Fitness tracker maker Fitbit (FIT) and action-camera leader GoPro (GPRO -0.76%) share several similar traits. Both companies have a first-mover advantage in their respective markets, but both face the threat of cheaper rivals and smartphones that could render their market-leading products obsolete. Both companies are expanding their product lines to appeal to more users, but both stocks have stumbled significantly from their post-IPO highs.
But if we dig deeper, we'll see that one of these stocks might bounce back faster in 2016.
Fitbit's strengths and weaknesses
Last quarter, Fitbit's revenue rose 168% annually to $409.3 million and beat estimates by $58.3 million. Net income more than doubled to $59.2 million, or $0.24 per share, exceeding expectations by $0.14. Research firm IDC recently noted that Fitbit's worldwide shipments more than doubled annually to 4.7 million units during the third quarter.
However, IDC also reports that Fitbit's market share fell from 32.8% to 22.2% during that period, because of the arrival of Apple (AAPL 1.57%) Watch and Xiaomi's $15 Mi Band. Apple only entered the scene this April, but it already controls 18.6% of the market. Xiaomi's share more than tripled annually to 17.4%. Between the third quarters of 2014 and 2015, Fitbit's gross margin declined from 54.7% to 47.9% A market-share decline coupled with a margin contraction have caused concerns that Fitbit's devices could be marginalized into the bargain bin.

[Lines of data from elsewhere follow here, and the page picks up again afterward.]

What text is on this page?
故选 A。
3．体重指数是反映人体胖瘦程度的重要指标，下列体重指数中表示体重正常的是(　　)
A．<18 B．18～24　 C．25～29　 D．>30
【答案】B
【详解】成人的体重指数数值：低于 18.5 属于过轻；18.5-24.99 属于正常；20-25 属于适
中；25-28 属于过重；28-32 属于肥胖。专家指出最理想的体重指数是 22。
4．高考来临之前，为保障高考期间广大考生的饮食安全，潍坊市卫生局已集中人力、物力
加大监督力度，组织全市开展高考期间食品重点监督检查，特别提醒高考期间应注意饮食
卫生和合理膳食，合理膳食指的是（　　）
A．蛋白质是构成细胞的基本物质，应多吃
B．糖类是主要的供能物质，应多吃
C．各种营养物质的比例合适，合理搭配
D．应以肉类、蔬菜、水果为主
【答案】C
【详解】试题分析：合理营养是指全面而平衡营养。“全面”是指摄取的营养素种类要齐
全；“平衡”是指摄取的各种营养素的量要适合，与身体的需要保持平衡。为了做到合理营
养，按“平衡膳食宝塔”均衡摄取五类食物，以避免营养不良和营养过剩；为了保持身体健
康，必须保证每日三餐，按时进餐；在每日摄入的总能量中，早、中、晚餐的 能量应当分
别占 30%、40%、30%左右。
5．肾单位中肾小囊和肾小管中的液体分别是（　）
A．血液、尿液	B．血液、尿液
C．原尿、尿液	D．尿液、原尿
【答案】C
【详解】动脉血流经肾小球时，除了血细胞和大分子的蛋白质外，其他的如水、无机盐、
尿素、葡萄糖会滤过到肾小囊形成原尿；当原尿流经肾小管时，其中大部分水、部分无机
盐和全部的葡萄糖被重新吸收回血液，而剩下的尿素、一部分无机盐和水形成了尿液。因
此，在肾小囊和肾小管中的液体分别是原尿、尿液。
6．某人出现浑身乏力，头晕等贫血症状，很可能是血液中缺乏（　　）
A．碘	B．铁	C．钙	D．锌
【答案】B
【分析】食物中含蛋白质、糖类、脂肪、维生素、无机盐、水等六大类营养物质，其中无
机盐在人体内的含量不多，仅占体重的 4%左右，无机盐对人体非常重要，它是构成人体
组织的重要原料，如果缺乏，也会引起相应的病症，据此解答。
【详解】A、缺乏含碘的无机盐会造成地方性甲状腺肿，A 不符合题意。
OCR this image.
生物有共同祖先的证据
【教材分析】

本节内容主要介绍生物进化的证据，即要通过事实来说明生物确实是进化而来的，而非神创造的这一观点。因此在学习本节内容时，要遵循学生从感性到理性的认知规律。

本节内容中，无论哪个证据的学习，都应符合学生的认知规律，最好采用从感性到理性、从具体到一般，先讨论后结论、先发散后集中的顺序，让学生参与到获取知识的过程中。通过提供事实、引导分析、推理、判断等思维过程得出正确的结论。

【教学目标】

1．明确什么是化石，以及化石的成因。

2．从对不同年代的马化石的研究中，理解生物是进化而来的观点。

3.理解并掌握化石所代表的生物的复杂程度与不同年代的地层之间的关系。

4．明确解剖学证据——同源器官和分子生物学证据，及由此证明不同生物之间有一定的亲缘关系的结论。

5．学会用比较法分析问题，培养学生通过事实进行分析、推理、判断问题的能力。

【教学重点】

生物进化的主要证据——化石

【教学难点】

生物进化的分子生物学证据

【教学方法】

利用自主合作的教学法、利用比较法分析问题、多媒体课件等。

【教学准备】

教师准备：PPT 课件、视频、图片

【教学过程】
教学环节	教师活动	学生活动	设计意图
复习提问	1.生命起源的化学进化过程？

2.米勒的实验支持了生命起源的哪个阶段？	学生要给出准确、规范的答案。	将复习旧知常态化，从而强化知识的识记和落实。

Seventy-nine percent of Fitbit's sales last quarter came from the Charge, Charge HR, and Surge -- three devices that are trying to carve out a "sports performance" niche between low-end fitness trackers and high-end smartwatches. Fitbit sells these devices at relatively higher price tags between $130 and $250, but all three are actually lower-margin devices than the $100 Flex. If Fitbit is forced to slash those prices to compete against Xiaomi in the low-end market and Apple in the high-end one, its margins will probably contract again.
GoPro's strengths and weaknesses
GoPro's biggest strength is its brand, which has become synonymous with action cameras. The company respectively controlled 72.5% and 56.7% of the U.S. and global action-camera markets at the end of last year, according to IDC, and its six main cameras reach a wide range of price tiers between $130 and $500.
Last quarter, GoPro's sales rose 43% annually to $400.3 million but missed estimates by $33.3 million. On the bottom line, non-GAAP net income more than doubled to $36.6 million, or $0.25 per share, but also missed expectations by $0.04. GoPro's biggest blunder during the quarter was launching its tiny Hero 4 Session at $400 and failing to support it with adequate marketing.
After weak initial sales, GoPro slashed the Session's price tag to $300, a move that caused a $19 million writedown in the third quarter. GoPro then guided for a 17% annual decline in sales for the holiday quarter, because of a lack of new flagship devices. In early December, GoPro cut the price of the Session again to $200 in a desperate bid to clear out its inventory. Citigroup analyst Jeremy David estimates that move will reduce GoPro's revenues by up to $40 million during the fourth quarter..
Between the third quarters of 2014 and 2015, GoPro's non-GAAP gross margin rose from 44.5% to 46.8%. But GoPro's disastrous Session launch and those subsequent discounts indicate that market demand and margins could be peaking.
Mind the catalysts
Next year will be critical for both Fitbit and GoPro, which both must prove that they can withstand the competition, widen their defensive moats, and preserve their margins.
Fitbit investors should keep an eye on its sales to corporate wellness programs. Back in September, Target (TGT 1.61%) signed a deal with Fitbit to provide its fitness trackers to its 335,000 U.S. employees. Similar bulk orders from other big enterprise customers might help Fitbit widen its moat against Xiaomi and Apple. Fitbit's subscription-based services, which include access to a digital trainer and premium reports, could also help it diversify away from hardware sales and expand its ecosystem.
GoPro needs its drone, which will arrive in the first half of 2016, to diversify its top line away from action cameras. It also needs its next Hero flagship cameras to include enough meaningful improvements to persuade existing users to upgrade.
The valuations and verdict
Fitbit currently trades at 25 times forward earnings, while GoPro has a forward P/E of 17. Fitbit looks pricier, but analysts believe that it can grow its annual earnings by an average of 32% over the next five years, compared with a projected five-year growth rate of 23% for GoPro.
Fitbit isn't a stock for queasy investors, but I believe that it could climb faster than GoPro next year, thanks to its solid sales growth and enterprise expansion opportunities. I don't think GoPro's down for the count yet, but it must get its act together with the Karma drone and Hero 5 cameras before it can recover.